“Intimacy begins with oneself. It does no good to try to find intimacy with friends, lovers, and family if you are starting out from alienation and division within yourself.” – Thomas Moore
Do you try to create intimacy with your partner and others who are important to you without first checking inside to see if you are connected with yourself? Do you believe that if only someone would love you and connect with you, then you would feel happy and full inside? Are you looking for someone else to complete you?
One of the major reasons that many relationships don’t work is because partners are alienated and divided within themselves, which comes from abandoning yourself rather than loving yourself.
My work is all about helping people learn how to love themselves so that they can share their love with others and experience the intimacy and connection that we all want and need.
“Intimacy begins with oneself.”
What does it mean to be intimate with yourself?

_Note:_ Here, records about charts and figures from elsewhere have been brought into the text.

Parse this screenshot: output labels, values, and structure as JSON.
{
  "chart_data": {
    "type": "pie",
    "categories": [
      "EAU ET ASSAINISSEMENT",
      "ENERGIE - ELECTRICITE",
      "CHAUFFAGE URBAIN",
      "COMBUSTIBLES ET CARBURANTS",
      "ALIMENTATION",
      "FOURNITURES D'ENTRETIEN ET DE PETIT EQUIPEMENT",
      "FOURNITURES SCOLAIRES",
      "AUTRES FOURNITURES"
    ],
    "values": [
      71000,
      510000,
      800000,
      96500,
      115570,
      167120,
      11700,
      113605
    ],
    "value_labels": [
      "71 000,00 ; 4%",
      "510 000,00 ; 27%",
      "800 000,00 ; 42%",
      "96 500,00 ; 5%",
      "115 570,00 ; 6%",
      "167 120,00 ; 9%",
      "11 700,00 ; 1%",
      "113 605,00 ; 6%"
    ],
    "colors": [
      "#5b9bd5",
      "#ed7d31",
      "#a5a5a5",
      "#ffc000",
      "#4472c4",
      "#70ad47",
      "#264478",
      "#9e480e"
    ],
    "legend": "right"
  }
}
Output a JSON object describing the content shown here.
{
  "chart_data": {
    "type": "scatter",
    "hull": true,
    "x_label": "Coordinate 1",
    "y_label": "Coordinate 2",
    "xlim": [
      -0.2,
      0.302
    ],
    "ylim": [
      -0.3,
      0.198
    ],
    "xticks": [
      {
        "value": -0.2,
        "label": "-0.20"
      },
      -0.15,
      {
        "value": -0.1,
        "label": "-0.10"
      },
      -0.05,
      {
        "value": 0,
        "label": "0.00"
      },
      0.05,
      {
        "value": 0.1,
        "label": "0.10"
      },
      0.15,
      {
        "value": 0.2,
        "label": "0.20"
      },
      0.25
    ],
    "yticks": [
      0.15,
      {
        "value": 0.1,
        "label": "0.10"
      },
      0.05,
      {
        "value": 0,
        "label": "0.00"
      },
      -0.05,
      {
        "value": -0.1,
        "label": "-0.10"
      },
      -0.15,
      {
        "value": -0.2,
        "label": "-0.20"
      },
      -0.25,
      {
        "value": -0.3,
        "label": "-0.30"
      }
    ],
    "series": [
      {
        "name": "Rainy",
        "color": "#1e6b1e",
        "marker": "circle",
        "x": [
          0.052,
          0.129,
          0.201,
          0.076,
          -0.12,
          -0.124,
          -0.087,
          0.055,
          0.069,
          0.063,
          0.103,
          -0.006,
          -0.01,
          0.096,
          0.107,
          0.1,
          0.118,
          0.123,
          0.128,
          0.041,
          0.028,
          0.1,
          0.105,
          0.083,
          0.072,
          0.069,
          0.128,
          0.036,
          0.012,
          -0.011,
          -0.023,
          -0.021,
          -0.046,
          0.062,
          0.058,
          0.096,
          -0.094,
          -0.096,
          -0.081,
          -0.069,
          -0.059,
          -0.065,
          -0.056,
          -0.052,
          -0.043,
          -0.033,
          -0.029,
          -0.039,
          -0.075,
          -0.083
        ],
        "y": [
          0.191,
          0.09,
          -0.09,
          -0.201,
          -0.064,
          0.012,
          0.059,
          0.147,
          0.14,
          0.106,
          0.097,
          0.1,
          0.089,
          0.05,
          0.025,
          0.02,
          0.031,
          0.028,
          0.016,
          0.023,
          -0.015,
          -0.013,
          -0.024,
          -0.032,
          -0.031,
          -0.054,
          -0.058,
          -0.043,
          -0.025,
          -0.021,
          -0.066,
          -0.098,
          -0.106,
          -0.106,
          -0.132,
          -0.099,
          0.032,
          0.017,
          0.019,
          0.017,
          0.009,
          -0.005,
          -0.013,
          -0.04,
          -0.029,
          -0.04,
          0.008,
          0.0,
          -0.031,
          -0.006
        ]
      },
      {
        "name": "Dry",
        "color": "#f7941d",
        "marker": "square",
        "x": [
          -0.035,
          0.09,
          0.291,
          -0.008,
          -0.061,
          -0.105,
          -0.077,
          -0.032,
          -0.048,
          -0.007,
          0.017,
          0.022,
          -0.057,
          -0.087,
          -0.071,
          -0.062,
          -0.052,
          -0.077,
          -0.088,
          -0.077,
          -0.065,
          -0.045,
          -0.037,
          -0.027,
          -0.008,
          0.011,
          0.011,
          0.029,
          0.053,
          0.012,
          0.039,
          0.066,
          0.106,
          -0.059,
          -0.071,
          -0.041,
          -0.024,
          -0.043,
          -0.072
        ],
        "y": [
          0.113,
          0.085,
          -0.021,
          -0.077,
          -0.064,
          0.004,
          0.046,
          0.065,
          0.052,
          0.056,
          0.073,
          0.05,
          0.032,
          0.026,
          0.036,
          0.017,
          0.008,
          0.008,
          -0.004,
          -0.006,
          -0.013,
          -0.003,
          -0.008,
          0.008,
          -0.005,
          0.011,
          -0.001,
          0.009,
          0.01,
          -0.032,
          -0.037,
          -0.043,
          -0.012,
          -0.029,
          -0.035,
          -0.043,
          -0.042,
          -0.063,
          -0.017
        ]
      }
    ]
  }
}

Intimacy with others is about feeling emotionally close and connected with them.It is about connecting from your heart rather than from your head. You can connect intellectually with others from your mind, but emotional intimacy is about a heart connection.
The same thing is true on the inner level. You cannot be intimate with yourself when you are focused in your mind rather than in your heart. Inner connection and the resulting inner intimacy occurs when you open your heart to your feelings with kindness, compassion and a desire to learn about what your feelings are telling you.
“Alienation and division with yourself” occurs when you disconnect from your heart and your feelings with some form of self-abandonment, such as judging yourself, turning to addictions to avoid your feelings, focusing in your head or making someone else responsible for your well-being, worth or sense of safety.
Years ago I used to wonder why I could not maintain intimacy with others. I had no idea about all the ways I was abandoning myself. I had no idea that my main intention was to avoid my feelings and avoid responsibility for them and to have control over how others felt about me. I didn’t realize how much I was judging myself and how awful that made me feel. I didn’t realize that turning to my various addictions – food, anger, judgmental-ness, caretaking or withdrawal – made me feel anxious and alone inside. I thought these painful feelings were being caused by others’ unloving-ness toward me.
It wasn’t until I started to practice Inner Bonding that I understood what I had been doing my whole life up until then. As I diligently practiced the Six Steps of Inner Bonding, I gradually learned to stay present in my body, mindful of my feelings, and to want to take responsibility for my feelings rather than avoid them. I gradually learned how to lovingly manage the deeper painful feelings of life that I had been avoiding my whole life – the loneliness, heartbreak and helplessness over others that plagued my childhood, and that I had learned to avoid with my self-abandonment.